He’s had a storied career in his own right, but journalist Daniel Schorr still mentions Edward R. Murrow in the first paragraph of his biography.
Once a Murrow’s boy, always a Murrow’s boy.
Schorr, 89, is the last of the legendary newsman’s colleagues who’s still a working journalist. He’s a senior news analyst for National Public Radio who contributes to “All Things Considered” and “Weekend Edition” and coverage of breaking news events.
In a career that took him from CBS to CNN to NPR, Schorr has won his industry’s most prestigious awards: three Emmys, a Peabody and a duPont-Columbia University Golden Baton for his contributions to reporting.
In a case that echoes New York Times reporter Judith Miller’s recent jailing for not revealing a source, Schorr was brought before Congress and threatened with jail in 1976 if he did not disclose the source of an intelligence committee report he had obtained exclusively. He refused, and a House committee narrowly decided not to cite him with contempt.
He talked about Murrow and journalism in a telephone interview with The Associated Press.
AP: Since you’re almost a quarter-century past retirement age, I take it that retirement isn’t an option?
Schorr: If I didn’t keep working, I wouldn’t know what to do with myself. Whenever I read that someone has retired, I say to myself, how do you retire? I wouldn’t know how to do it ... My ability to function is largely based on the fact that I continue working.
AP: We’re rapidly losing people that have any memories of Murrow’s work. Why is it important to keep that alive?
Schorr: Murrow remains a symbol of the greatest in journalism, a dedication to the truth. Every once in a while you see a [Jayson Blair], something that has happened in journalism and it has to do with the final effect of a generation of people raised on television who are not really sure anymore what a fact is and what truth is. It is some kind of virtual reality.
AP: Does George Clooney’s new movie about Murrow capture those times well?
Schorr: I think Clooney did a wonderful job. You have an actor playing Murrow pretty well, and you have archive films of McCarthy and the hearings. The way they marry that footage with the docudrama of the guy playing Murrow is very skillfully done. It took guts in those days to say we’re going to do an hour exploring what McCarthy was like, using his own actions in order to show it. That’s what made Murrow such an inspiration to us. He took a chance. He dealt with [then-CBS chief] Bill Paley, who was really uncomfortable with all of this and at one point told Murrow, ‘Why did you give me a stomachache?’ ... If you ask what does Murrow mean to me, I’ll tell you. Whenever I’m not sure about something, the ethics of something, the question I ask myself is what would Murrow have done? What would Murrow say? It seems strange after all these years that I still have him as a kind of symbol and an emblem to live by, but I do.

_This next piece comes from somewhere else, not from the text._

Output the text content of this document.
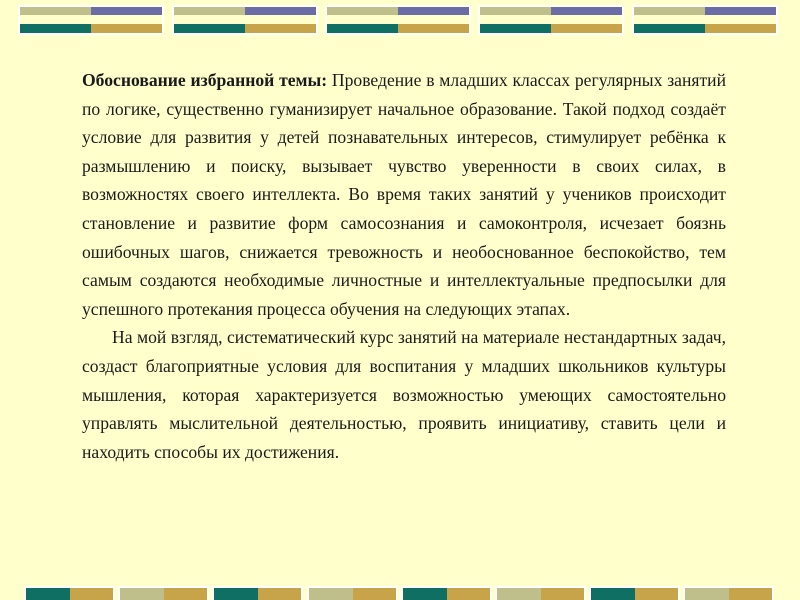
Обоснование избранной темы: Проведение в младших классах регулярных занятий по логике, существенно гуманизирует начальное образование. Такой подход создаёт условие для развития у детей познавательных интересов, стимулирует ребёнка к размышлению и поиску, вызывает чувство уверенности в своих силах, в возможностях своего интеллекта. Во время таких занятий у учеников происходит становление и развитие форм самосознания и самоконтроля, исчезает боязнь ошибочных шагов, снижается тревожность и необоснованное беспокойство, тем самым создаются необходимые личностные и интеллектуальные предпосылки для успешного протекания процесса обучения на следующих этапах.

На мой взгляд, систематический курс занятий на материале нестандартных задач, создаст благоприятные условия для воспитания у младших школьников культуры мышления, которая характеризуется возможностью умеющих самостоятельно управлять мыслительной деятельностью, проявить инициативу, ставить цели и находить способы их достижения.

AP: What does journalism today lack that it had in the Murrow years, and in what ways is it better?
Schorr: Things are better today in one respect — the technology, the ability to take a very small camera and go into chaotic situations. The journalism today is really just, to a large part, turning a camera on a situation. It’s really a strange kind of journalism because you really don’t have to do anything but get the camera there and describe what you’re seeing. Other than that, everything is worse.